The DE 196 41 228 A1 shows another ergometer, which comprises a drive shaft and an output element, which are both rotatable together about the common pedal crank axis, as well as can be rotated relative to each other about this axis. The drive shaft and the output element are coupled for power transmission by means of several elastic elements. There are also hydraulic dampers to stabilize the synchronization. There is also an optical measuring device with coding strips in order to measure the relative rotary movement between the drive shaft and the driven element. The measuring device is connected to a computing unit for calculating the torque.

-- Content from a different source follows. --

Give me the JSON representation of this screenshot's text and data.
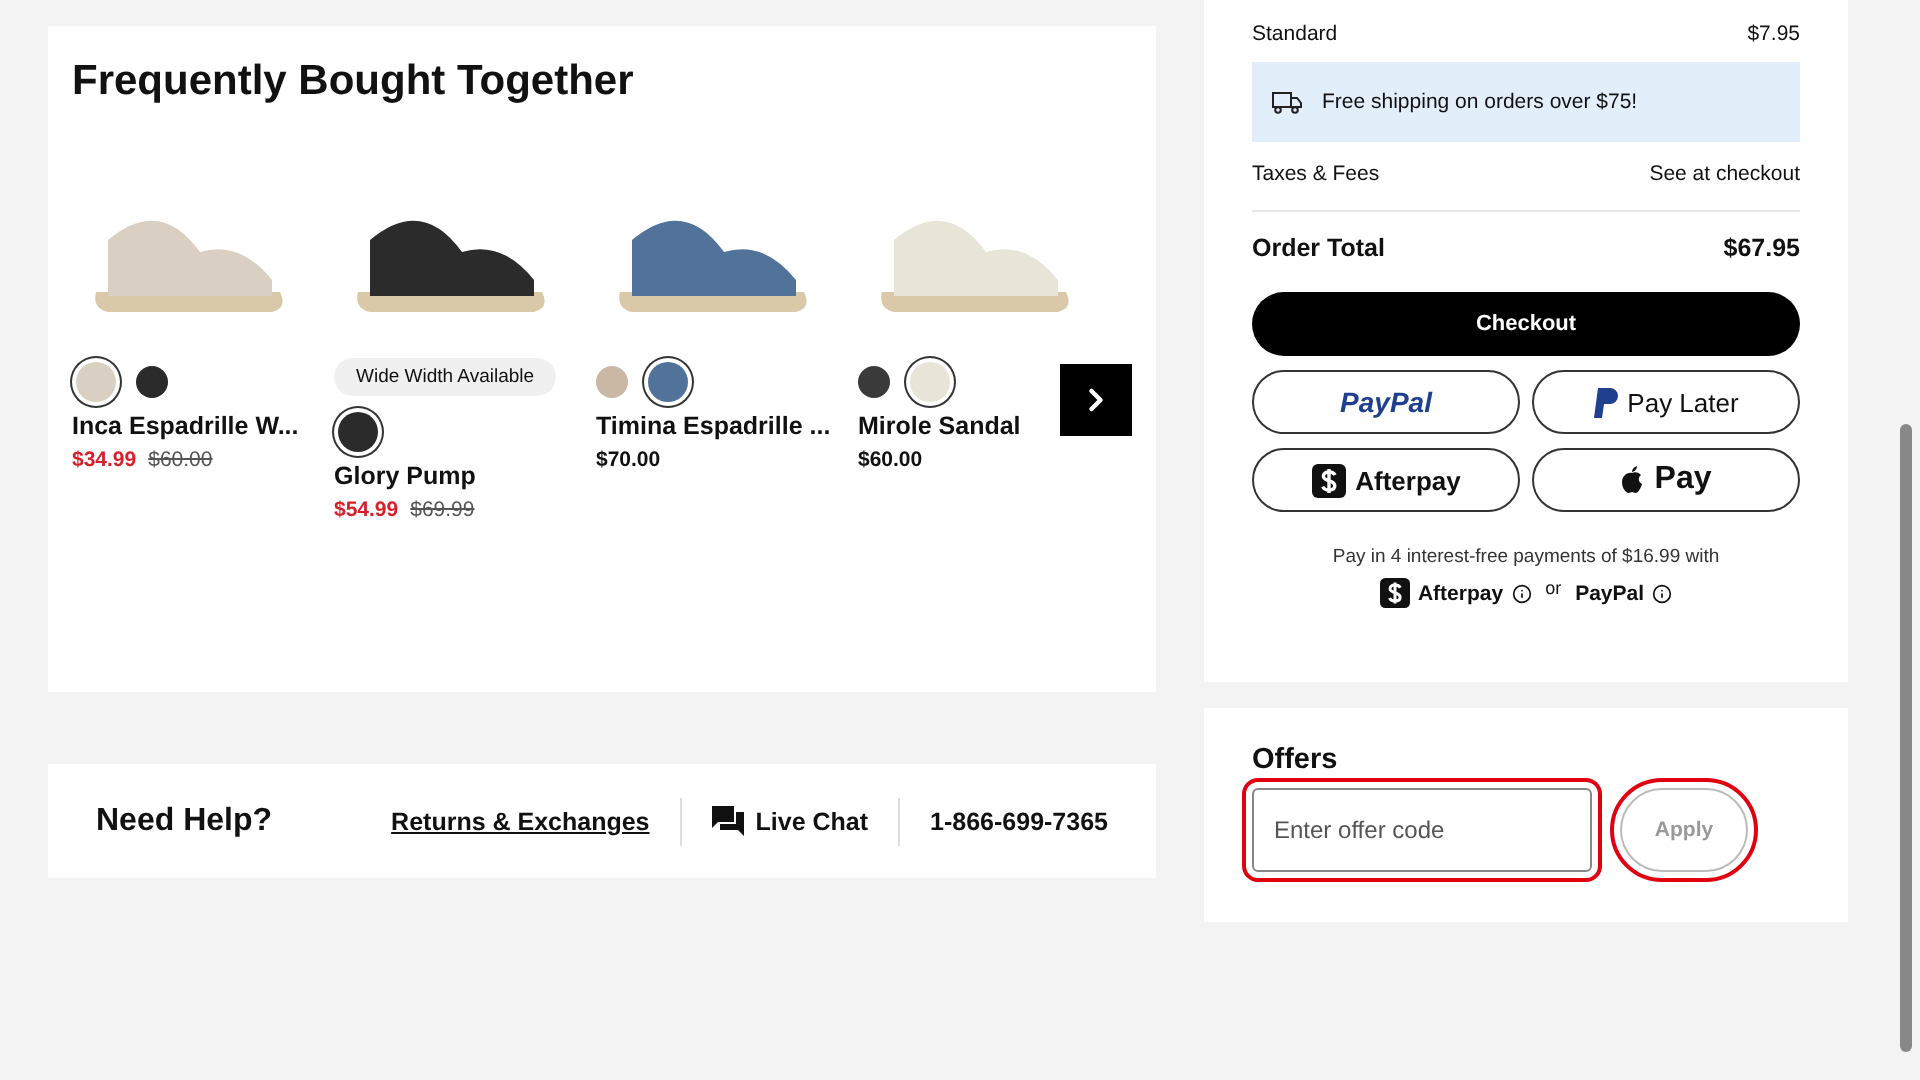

The DE 199 02 699 C2 is concerned with a mobile bicycle ergometer, in which the bicycle chain force and the bicycle chain speed are measured at the same time, the current mechanical performance of the athlete being determined by correspondingly linking these values.

The DE 200 08 889 U1 shows a bicycle ergometer with an arrangement for detecting a torque. The torque of the rotary crank is transmitted via an L-shaped drag arm to a brake disc which is rotatably mounted concentrically on the crank axis and which is connected to an electromagnetic brake on the circumference. The braking torque is measured using a dynamometer between the drag arm and the brake disc.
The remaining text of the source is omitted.